Le poète la veut oublieuse, mais savons-nous vraiment ce que c’est, défaut ou qualité, ce qui nous ampute d’une part de nous-mêmes, ou ce qui nous en allège, rend plus aptes à survivre, à vivre. Citons encore Jules Supervielle : « Mémoire, sœur obscure et que je vois de face/ Autant que le permet une image qui passe… » Les images que nous propose le peintre belge Ronny Delrue, dans son exposition à la Krome Gallery, font plus que passer, elles s’impriment pour de bon sur la rétine et nous font faire face d’autant plus obstinément avec la sœur obscure. Et disons-le de suite, il ne va pas des peintures de Ronny Delrue comme de ces documents, passeports périmés par exemple, qui sont perforés pour en accentuer la non-validité. Les trous, ici, sont les marques d’un passé ciblé, criblé, que l’art donc à la fois met en relief et en question.
Sur d’autres œuvres dans l’exposition, des photographies, des visages se trouvent noircis, façon aussi de les effacer. En cela, si l’on veut, la manière de Ronny Delrue est plus directe, plus radicale, que les Übermalungen d’un Arnulf Rainer, son dessein est autre. Il reste comme un grand respect du passé, et il semble toujours planer comme un regret, qu’il en est ainsi, que les choses passent. Constatation analogue pour tels récipients en verre qui sont vides, landscapes without saints, comme l’est le nichoir accroché bien haut, plus d’image sacrée, plus d’oiseau, rien qu’un rai de lumière.

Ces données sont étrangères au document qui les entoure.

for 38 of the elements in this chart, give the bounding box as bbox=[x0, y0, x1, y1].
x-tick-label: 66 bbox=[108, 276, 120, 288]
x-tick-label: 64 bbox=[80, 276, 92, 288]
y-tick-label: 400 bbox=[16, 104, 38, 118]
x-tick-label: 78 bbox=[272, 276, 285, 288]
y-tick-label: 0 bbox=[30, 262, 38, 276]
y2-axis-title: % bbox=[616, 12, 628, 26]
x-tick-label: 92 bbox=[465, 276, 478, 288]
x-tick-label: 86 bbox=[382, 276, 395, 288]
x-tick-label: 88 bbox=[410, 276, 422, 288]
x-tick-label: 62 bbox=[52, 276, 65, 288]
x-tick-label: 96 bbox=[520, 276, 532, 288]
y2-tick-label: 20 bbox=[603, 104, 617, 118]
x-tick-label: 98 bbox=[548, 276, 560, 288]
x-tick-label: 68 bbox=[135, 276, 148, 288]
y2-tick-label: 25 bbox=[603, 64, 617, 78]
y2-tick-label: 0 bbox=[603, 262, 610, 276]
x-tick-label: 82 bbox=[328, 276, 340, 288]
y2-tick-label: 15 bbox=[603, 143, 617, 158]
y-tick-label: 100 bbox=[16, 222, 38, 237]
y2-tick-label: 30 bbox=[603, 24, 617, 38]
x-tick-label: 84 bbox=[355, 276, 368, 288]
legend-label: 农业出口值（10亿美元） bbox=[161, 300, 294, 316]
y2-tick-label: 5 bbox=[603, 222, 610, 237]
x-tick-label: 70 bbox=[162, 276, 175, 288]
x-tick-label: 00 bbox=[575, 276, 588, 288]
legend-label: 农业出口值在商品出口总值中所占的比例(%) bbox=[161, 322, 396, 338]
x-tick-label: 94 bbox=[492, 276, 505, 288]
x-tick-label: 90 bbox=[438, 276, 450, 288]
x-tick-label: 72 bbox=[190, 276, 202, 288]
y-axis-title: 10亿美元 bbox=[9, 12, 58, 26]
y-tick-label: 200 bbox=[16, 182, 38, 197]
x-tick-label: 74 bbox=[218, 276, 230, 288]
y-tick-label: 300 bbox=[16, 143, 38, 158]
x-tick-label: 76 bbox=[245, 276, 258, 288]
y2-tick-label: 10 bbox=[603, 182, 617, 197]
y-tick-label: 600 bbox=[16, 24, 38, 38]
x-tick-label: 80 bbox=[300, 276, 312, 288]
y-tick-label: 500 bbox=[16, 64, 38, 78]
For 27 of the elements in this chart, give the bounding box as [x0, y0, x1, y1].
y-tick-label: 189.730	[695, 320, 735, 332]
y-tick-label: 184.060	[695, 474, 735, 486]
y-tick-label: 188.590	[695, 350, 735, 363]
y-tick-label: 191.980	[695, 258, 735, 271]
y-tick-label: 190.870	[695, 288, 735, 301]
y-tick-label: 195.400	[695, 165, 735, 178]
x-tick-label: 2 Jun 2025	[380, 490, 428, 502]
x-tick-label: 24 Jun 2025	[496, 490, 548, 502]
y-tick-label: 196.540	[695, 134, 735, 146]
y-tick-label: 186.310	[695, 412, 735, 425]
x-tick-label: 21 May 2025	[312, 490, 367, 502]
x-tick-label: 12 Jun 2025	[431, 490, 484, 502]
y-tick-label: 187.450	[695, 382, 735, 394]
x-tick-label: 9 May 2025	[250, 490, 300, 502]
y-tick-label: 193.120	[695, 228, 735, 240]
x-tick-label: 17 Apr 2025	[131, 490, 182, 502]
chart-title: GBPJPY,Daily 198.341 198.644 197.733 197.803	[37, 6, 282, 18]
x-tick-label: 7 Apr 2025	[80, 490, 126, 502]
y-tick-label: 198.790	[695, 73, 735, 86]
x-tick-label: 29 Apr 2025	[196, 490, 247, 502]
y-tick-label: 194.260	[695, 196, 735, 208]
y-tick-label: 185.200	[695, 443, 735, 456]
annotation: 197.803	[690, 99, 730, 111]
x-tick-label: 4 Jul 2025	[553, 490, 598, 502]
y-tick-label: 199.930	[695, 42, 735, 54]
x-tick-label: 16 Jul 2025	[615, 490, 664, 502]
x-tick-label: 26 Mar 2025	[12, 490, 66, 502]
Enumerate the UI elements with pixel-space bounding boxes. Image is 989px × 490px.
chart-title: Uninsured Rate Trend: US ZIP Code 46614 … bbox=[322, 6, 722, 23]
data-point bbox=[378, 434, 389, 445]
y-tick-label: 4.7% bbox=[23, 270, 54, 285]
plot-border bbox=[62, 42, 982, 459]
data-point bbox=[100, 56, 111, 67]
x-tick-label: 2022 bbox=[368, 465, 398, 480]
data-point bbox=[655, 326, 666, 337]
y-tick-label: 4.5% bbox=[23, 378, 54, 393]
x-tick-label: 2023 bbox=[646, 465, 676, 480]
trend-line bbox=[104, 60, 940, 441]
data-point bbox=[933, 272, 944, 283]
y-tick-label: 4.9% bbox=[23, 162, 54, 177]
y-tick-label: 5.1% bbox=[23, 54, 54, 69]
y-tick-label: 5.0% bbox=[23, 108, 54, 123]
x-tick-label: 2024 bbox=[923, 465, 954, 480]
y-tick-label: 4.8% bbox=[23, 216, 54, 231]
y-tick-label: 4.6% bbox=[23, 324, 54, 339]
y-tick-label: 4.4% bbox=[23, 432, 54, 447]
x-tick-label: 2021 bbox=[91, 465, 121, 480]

Et, de nouveau, l’ambiguïté est là : Ronny Delrue attire notre attention sur le passé, sur ce qu’il en reste dans la mémoire, en même temps, il nous confronte avec leur évanescence, leur imperfection. Parfaite dialectique entre présence et absence, les images nous sont données, livrées, elles gardent une part de secret, de mystère. Cela vaut bien sûr pour ce qui pourrait avoir un caractère plus privé, plus intime, dès l’abord, mais ce n’est pas moins vrai ailleurs.
Personnages célèbres ou non, inconnus, on ne sait trop, et il importe peu. Même si dans tel cas le cadre fait qu’on dirait le portrait enlevé de sa place dans le salon familial ; et ailleurs, les photographies semblent carrément sorties d’un album. Au contraire, toute une série de polaroïds, photos de petit format, se rattache à l’histoire de l’art, du moins indirectement, avec Zundert, Van Gogh, l’église du lieu. Ces photos-là vivent de même une sorte d’appropriation, quelque chose pour le moins les rappelle à la vie, une vie plus intense.
Que le sujet de Ronny Delrue soit très largement le temps, tout s’en va, et veut être retenu, demande à l’être, ne fait pas de doute non plus quand notre regard passe, lui aussi, devant la dizaine de dessins, diary notes justement, autant d’instantanés, peut-être autant d’amorces d’une histoire qui n’aura jamais lieu. Points incertains du passé, pour un avenir improbable, impossible.
Il arrive que les taches coloriées (à la place des trous) sur les visages de telles peintures donnent aux personnages un air tant soit peu clownesque. En tout cas, ce qui disparaît en premier, c’est l’individualité. Et de même dans un paysage, c’est le flou qui reste, comme ce qu’on voit d’un train qui file à toute vitesse. Au bout de la préoccupation de Ronny Delrue, peut-être nous arrêtons-nous à telle toile, entièrement abstraite, comme une fenêtre voire un tableau sur un chevalet. Ce que le peintre devine, découvre et transmet de l’autre côté du miroir, ou simplement des trous. Ces grands trous bleus que Mallarmé voit faire méchamment aux oiseaux pour railler le pauvre poète ou artiste hanté par l’azur, ou relativement au temps, l’éternité.